1 For a detailed analysis of the legislative history of these four regulations, see this month's Packaginglaw.com article entitled, Brief History of Bioterrorism Legislation: Keller & Heckman, SPI Defeat Law of Unintended Consequences. For a summary of each regulation, see the Packaginglaw.com article entitled, "FDA's Efforts to Implement Bioterrorism Act's Provisions: Rules on Registration, Import Notification, Recordkeeping, and Adminstrative Detention."

2 Section 409(h)(6) of the FD&C Act defines "food contact materials" as "any substance intended for use as a component of materials used in manufacturing, packing, packaging, transporting, or holding food if such use is not intended to have any technical effect in such food."
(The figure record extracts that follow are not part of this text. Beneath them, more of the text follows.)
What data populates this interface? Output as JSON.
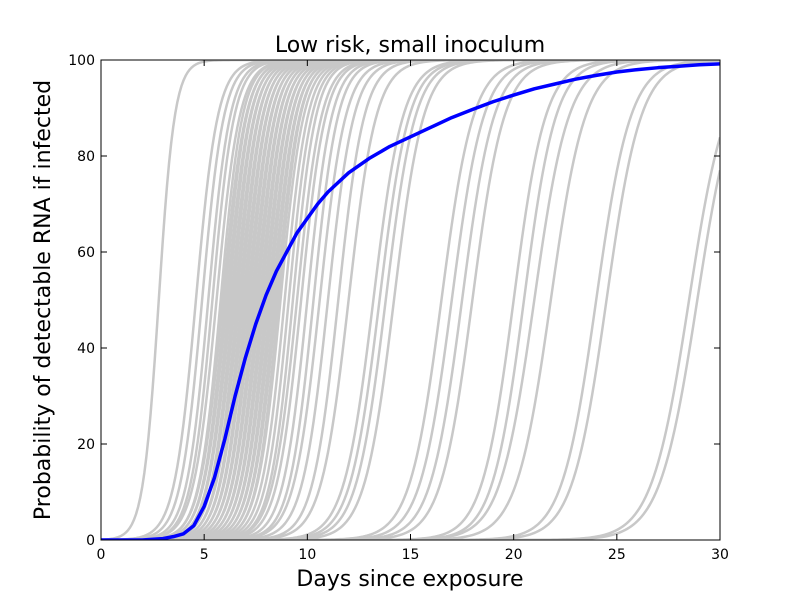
{
  "chart_data": {
    "type": "line",
    "title": "Low risk, small inoculum",
    "xlabel": "Days since exposure",
    "ylabel": "Probability of detectable RNA if infected",
    "xlim": [
      0,
      30
    ],
    "ylim": [
      0,
      100
    ],
    "xticks": [
      0,
      5,
      10,
      15,
      20,
      25,
      30
    ],
    "yticks": [
      0,
      20,
      40,
      60,
      80,
      100
    ],
    "grid": false,
    "colors": {
      "mean": "#0000ff",
      "samples": "#c8c8c8",
      "axis": "#000000"
    },
    "sample_curves": {
      "description_shape": "logistic",
      "midpoints": [
        2.8,
        4.6,
        4.9,
        5.2,
        5.4,
        5.6,
        5.8,
        5.9,
        6.0,
        6.1,
        6.2,
        6.3,
        6.4,
        6.5,
        6.6,
        6.7,
        6.8,
        6.9,
        7.0,
        7.1,
        7.2,
        7.3,
        7.4,
        7.5,
        7.6,
        7.7,
        7.8,
        7.9,
        8.0,
        8.1,
        8.2,
        8.3,
        8.4,
        8.5,
        8.6,
        8.7,
        8.9,
        9.1,
        9.3,
        9.5,
        9.7,
        10.0,
        10.3,
        10.6,
        11.0,
        11.5,
        12.0,
        13.2,
        13.5,
        13.8,
        14.2,
        16.5,
        17.0,
        17.5,
        18.0,
        20.0,
        20.5,
        21.0,
        21.8,
        24.0,
        24.5,
        28.5,
        28.9
      ],
      "slopes": [
        2.6,
        1.9,
        1.9,
        1.9,
        1.9,
        1.8,
        1.9,
        1.8,
        1.9,
        1.8,
        1.9,
        1.8,
        1.9,
        1.8,
        1.9,
        1.8,
        1.9,
        1.8,
        1.9,
        1.8,
        1.9,
        1.8,
        1.9,
        1.8,
        1.9,
        1.8,
        1.9,
        1.8,
        1.9,
        1.8,
        1.9,
        1.8,
        1.9,
        1.8,
        1.9,
        1.8,
        1.8,
        1.8,
        1.8,
        1.7,
        1.7,
        1.7,
        1.7,
        1.6,
        1.6,
        1.6,
        1.5,
        1.4,
        1.4,
        1.4,
        1.4,
        1.3,
        1.3,
        1.3,
        1.3,
        1.3,
        1.3,
        1.2,
        1.2,
        1.2,
        1.2,
        1.1,
        1.1
      ]
    },
    "series": [
      {
        "name": "mean",
        "x": [
          0,
          1,
          2,
          3,
          3.5,
          4,
          4.5,
          5,
          5.5,
          6,
          6.5,
          7,
          7.5,
          8,
          8.5,
          9,
          9.5,
          10,
          10.5,
          11,
          11.5,
          12,
          13,
          14,
          15,
          16,
          17,
          18,
          19,
          20,
          21,
          22,
          23,
          24,
          25,
          26,
          27,
          28,
          29,
          30
        ],
        "y": [
          0,
          0,
          0,
          0.3,
          0.7,
          1.3,
          3,
          7,
          13,
          21,
          30,
          38,
          45,
          51,
          56,
          60,
          64,
          67,
          70,
          72.5,
          74.5,
          76.5,
          79.5,
          82,
          84,
          86,
          88,
          89.7,
          91.3,
          92.7,
          94,
          95,
          96,
          96.8,
          97.5,
          98,
          98.4,
          98.7,
          99,
          99.2
        ]
      }
    ]
  }
}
3 The "food contact substance" status under the remaining two regulations is as follows: (1) Administrative Detention: gives FDA the authority to order the detention of any article of food if there is "credible evidence" or information indicating that the article of food presents a threat of serious adverse health consequences or death to humans or animals; this regulation applies to food and food contact substances. As discussed elsewhere in this month's Focus, Keller and Heckman LLP, representing SPI, did not ask that food contact substances be exempt from administrative detention because this authority depends on the existence of credible evidence that the article is a threat to public safety, whether the article is a food, as this term is defined under the bioterrorism regulations, or a food packaging material; (2) Maintenance and Inspection of Records: the publication of this final rule has not occurred; however, based on FDA's action to exempt food contact substances under the prior notice and facility registration regulations, we hope that the exemption afforded to food contact substances will carry over to the recordkeeping regulation, as well. The publication of this final rule has been delayed several times, but FDA has announced that it will be published this year.

4 That definition states that food "means (1) articles used for food or drink for man or other animals, (2) chewing gum, and (3) articles used for components of any such article."

5 See 68 Fed. Reg. 58894, 58906 (October 10, 2003).